I am often told to relax or switch to decaf when I make a big deal about the words we use in our industry. I can usually walk away from most of the confusion but one that I cannot let go is the difference between data, information, and knowledge. This is a personal thing and I have come to know these terms through other domains like Library and Information Science (LIS) and the Knowledge Management industry.
What is the big deal? It is not a big deal until the time in which it is. It's like saying "This book is purely fictional except for those parts which are not". In your line of work, you may not at this point need a more granular descriptor; but for what I have been doing these past six years, I need all the help I can get describing these intangible notions that have no physical properties. Defining information as “stuff” is just not helpful.
We in information security and risk management have much to learn from other domains like Library and Information Science (LIS). I have been a very good study and I’m right in the middle of a great book on the Philosophy of Information; oh my god it is awesome. You may be thinking “Philosophy of Information, give me a break. I have a real job and some real problems to solve.” Great, and when you are done solving the problem at hand, think about other domains like the field of law for instance: while the majority of the field is made up of practitioners who serve the market, there is a small minority concerned with the intellectual underpinnings of the system. They are made up of legal theorists and philosophers that include the U.S. Supreme Court justices and their like. What I am saying is that what you may view as an unnatural imbalance in the community of experts is very natural and works quite well in other domains that face similar problems.

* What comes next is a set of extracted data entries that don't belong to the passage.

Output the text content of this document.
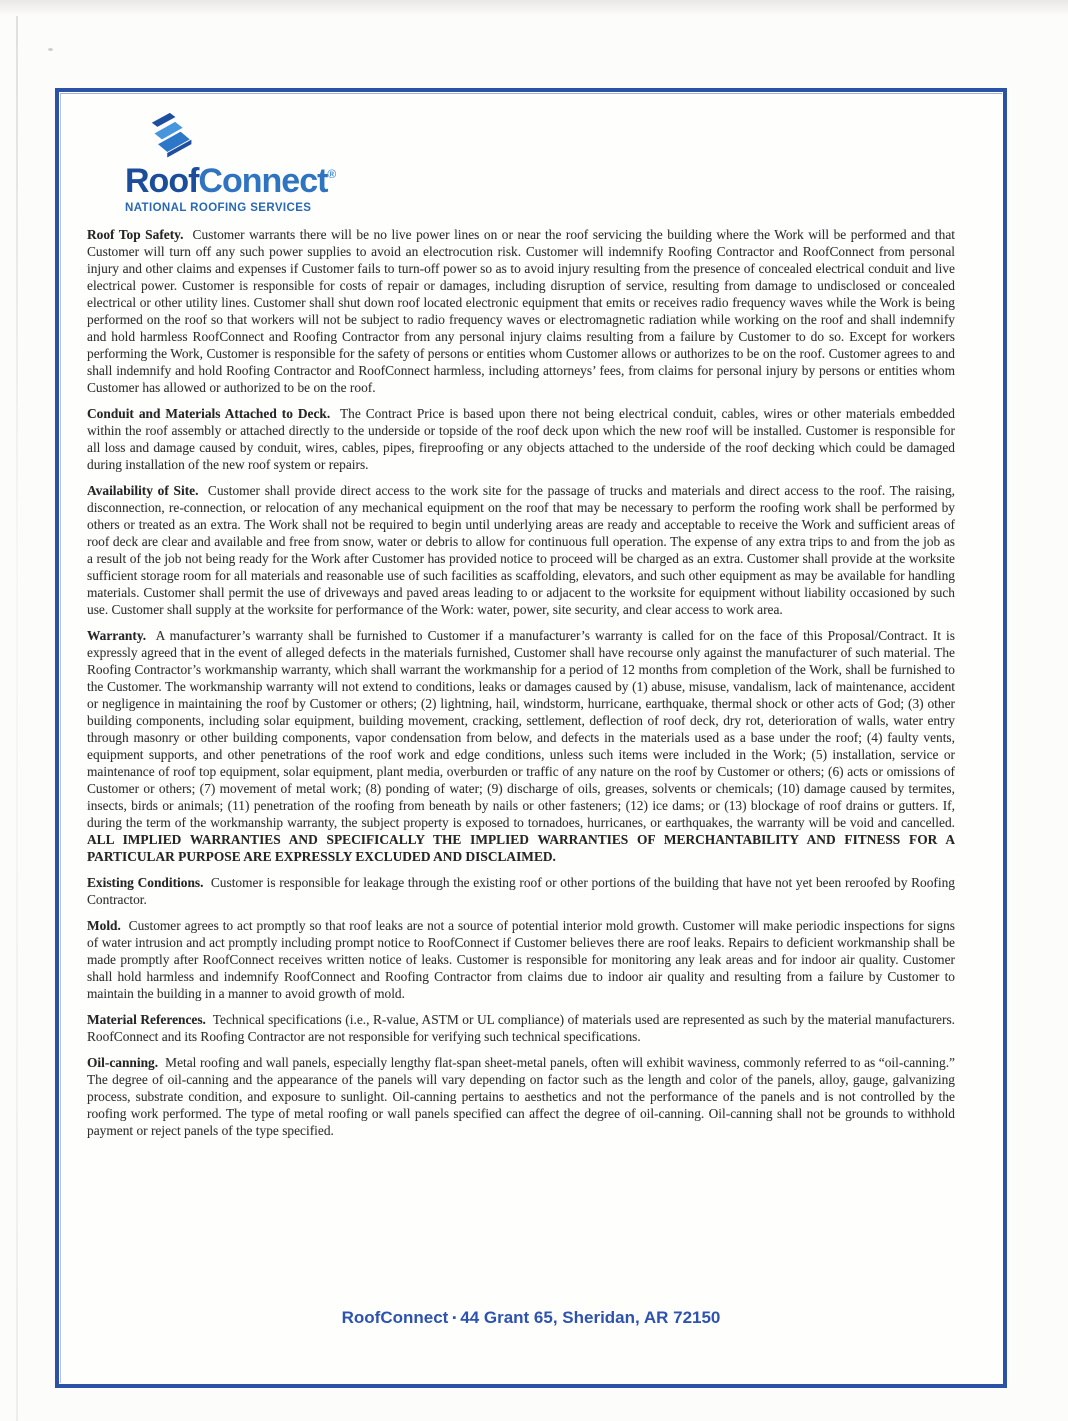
RoofConnect®
NATIONAL ROOFING SERVICES

Roof Top Safety.  Customer warrants there will be no live power lines on or near the roof servicing the building where the Work will be performed and that Customer will turn off any such power supplies to avoid an electrocution risk. Customer will indemnify Roofing Contractor and RoofConnect from personal injury and other claims and expenses if Customer fails to turn-off power so as to avoid injury resulting from the presence of concealed electrical conduit and live electrical power. Customer is responsible for costs of repair or damages, including disruption of service, resulting from damage to undisclosed or concealed electrical or other utility lines. Customer shall shut down roof located electronic equipment that emits or receives radio frequency waves while the Work is being performed on the roof so that workers will not be subject to radio frequency waves or electromagnetic radiation while working on the roof and shall indemnify and hold harmless RoofConnect and Roofing Contractor from any personal injury claims resulting from a failure by Customer to do so. Except for workers performing the Work, Customer is responsible for the safety of persons or entities whom Customer allows or authorizes to be on the roof. Customer agrees to and shall indemnify and hold Roofing Contractor and RoofConnect harmless, including attorneys’ fees, from claims for personal injury by persons or entities whom Customer has allowed or authorized to be on the roof.

Conduit and Materials Attached to Deck.  The Contract Price is based upon there not being electrical conduit, cables, wires or other materials embedded within the roof assembly or attached directly to the underside or topside of the roof deck upon which the new roof will be installed. Customer is responsible for all loss and damage caused by conduit, wires, cables, pipes, fireproofing or any objects attached to the underside of the roof decking which could be damaged during installation of the new roof system or repairs.

Availability of Site.  Customer shall provide direct access to the work site for the passage of trucks and materials and direct access to the roof. The raising, disconnection, re-connection, or relocation of any mechanical equipment on the roof that may be necessary to perform the roofing work shall be performed by others or treated as an extra. The Work shall not be required to begin until underlying areas are ready and acceptable to receive the Work and sufficient areas of roof deck are clear and available and free from snow, water or debris to allow for continuous full operation. The expense of any extra trips to and from the job as a result of the job not being ready for the Work after Customer has provided notice to proceed will be charged as an extra. Customer shall provide at the worksite sufficient storage room for all materials and reasonable use of such facilities as scaffolding, elevators, and such other equipment as may be available for handling materials. Customer shall permit the use of driveways and paved areas leading to or adjacent to the worksite for equipment without liability occasioned by such use. Customer shall supply at the worksite for performance of the Work: water, power, site security, and clear access to work area.

Warranty.  A manufacturer’s warranty shall be furnished to Customer if a manufacturer’s warranty is called for on the face of this Proposal/Contract. It is expressly agreed that in the event of alleged defects in the materials furnished, Customer shall have recourse only against the manufacturer of such material. The Roofing Contractor’s workmanship warranty, which shall warrant the workmanship for a period of 12 months from completion of the Work, shall be furnished to the Customer. The workmanship warranty will not extend to conditions, leaks or damages caused by (1) abuse, misuse, vandalism, lack of maintenance, accident or negligence in maintaining the roof by Customer or others; (2) lightning, hail, windstorm, hurricane, earthquake, thermal shock or other acts of God; (3) other building components, including solar equipment, building movement, cracking, settlement, deflection of roof deck, dry rot, deterioration of walls, water entry through masonry or other building components, vapor condensation from below, and defects in the materials used as a base under the roof; (4) faulty vents, equipment supports, and other penetrations of the roof work and edge conditions, unless such items were included in the Work; (5) installation, service or maintenance of roof top equipment, solar equipment, plant media, overburden or traffic of any nature on the roof by Customer or others; (6) acts or omissions of Customer or others; (7) movement of metal work; (8) ponding of water; (9) discharge of oils, greases, solvents or chemicals; (10) damage caused by termites, insects, birds or animals; (11) penetration of the roofing from beneath by nails or other fasteners; (12) ice dams; or (13) blockage of roof drains or gutters. If, during the term of the workmanship warranty, the subject property is exposed to tornadoes, hurricanes, or earthquakes, the warranty will be void and cancelled. ALL IMPLIED WARRANTIES AND SPECIFICALLY THE IMPLIED WARRANTIES OF MERCHANTABILITY AND FITNESS FOR A PARTICULAR PURPOSE ARE EXPRESSLY EXCLUDED AND DISCLAIMED.

Existing Conditions.  Customer is responsible for leakage through the existing roof or other portions of the building that have not yet been reroofed by Roofing Contractor.

Mold.  Customer agrees to act promptly so that roof leaks are not a source of potential interior mold growth. Customer will make periodic inspections for signs of water intrusion and act promptly including prompt notice to RoofConnect if Customer believes there are roof leaks. Repairs to deficient workmanship shall be made promptly after RoofConnect receives written notice of leaks. Customer is responsible for monitoring any leak areas and for indoor air quality. Customer shall hold harmless and indemnify RoofConnect and Roofing Contractor from claims due to indoor air quality and resulting from a failure by Customer to maintain the building in a manner to avoid growth of mold.

Material References.  Technical specifications (i.e., R-value, ASTM or UL compliance) of materials used are represented as such by the material manufacturers. RoofConnect and its Roofing Contractor are not responsible for verifying such technical specifications.

Oil-canning.  Metal roofing and wall panels, especially lengthy flat-span sheet-metal panels, often will exhibit waviness, commonly referred to as “oil-canning.” The degree of oil-canning and the appearance of the panels will vary depending on factor such as the length and color of the panels, alloy, gauge, galvanizing process, substrate condition, and exposure to sunlight. Oil-canning pertains to aesthetics and not the performance of the panels and is not controlled by the roofing work performed. The type of metal roofing or wall panels specified can affect the degree of oil-canning. Oil-canning shall not be grounds to withhold payment or reject panels of the type specified.

RoofConnect ▪ 44 Grant 65, Sheridan, AR 72150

So let’s get back to this exploration of the difference between the terms data, information, and knowledge. Even with my years of concentration on this subject matter, I have only scratched the surface but intend to be up to my neck in the Philosophy of Information as it stands today in other fields.
Data
Data are described as a set whose members are distinct from one another but lack context beyond just their presents and absence. For example: 20 IP packets, 300 vulnerabilities, and 600 attacks. Value is created at this level by the sheer ability to capture the phenomenon, nothing more, and nothing less. Through some function X, data is transformed to information.
Information
We have come to understand information as an emergent form present when data are presented in context and a information connection is made between observer and that which is observed. Data from multiple domains are related and presented as a single form: information. Included in this synthesis are temporal factors that change the resolution of the presentation. Using the same examples above: "The first 20 packets from a TCP flow established between machine A and Machine B", "300 distinct vulnerabilities affecting our web-services over the past 5 years", "600 attacks originating from our servers"
Knowledge or Intelligence
A form of yet another higher order is knowledge or intelligence. I have found both of these terms interchangeable with the public sector biased toward the term intelligence and the private sector the term knowledge. Following the structure so far, knowledge then is data in context in context; the observer understanding the information in a context that is broader than what is presented at the time of observation. An example would be "Last night at 0100 hours, our sensors recorded 600 attacks originating from our extra-net servers with a destination of company X but the first 20 packets from a TCP flow established between machine A on our end and Machine B at company X showed that none of the attacks were exploiting the 300 distinct vulnerabilities effecting our web-services over the past 5 years."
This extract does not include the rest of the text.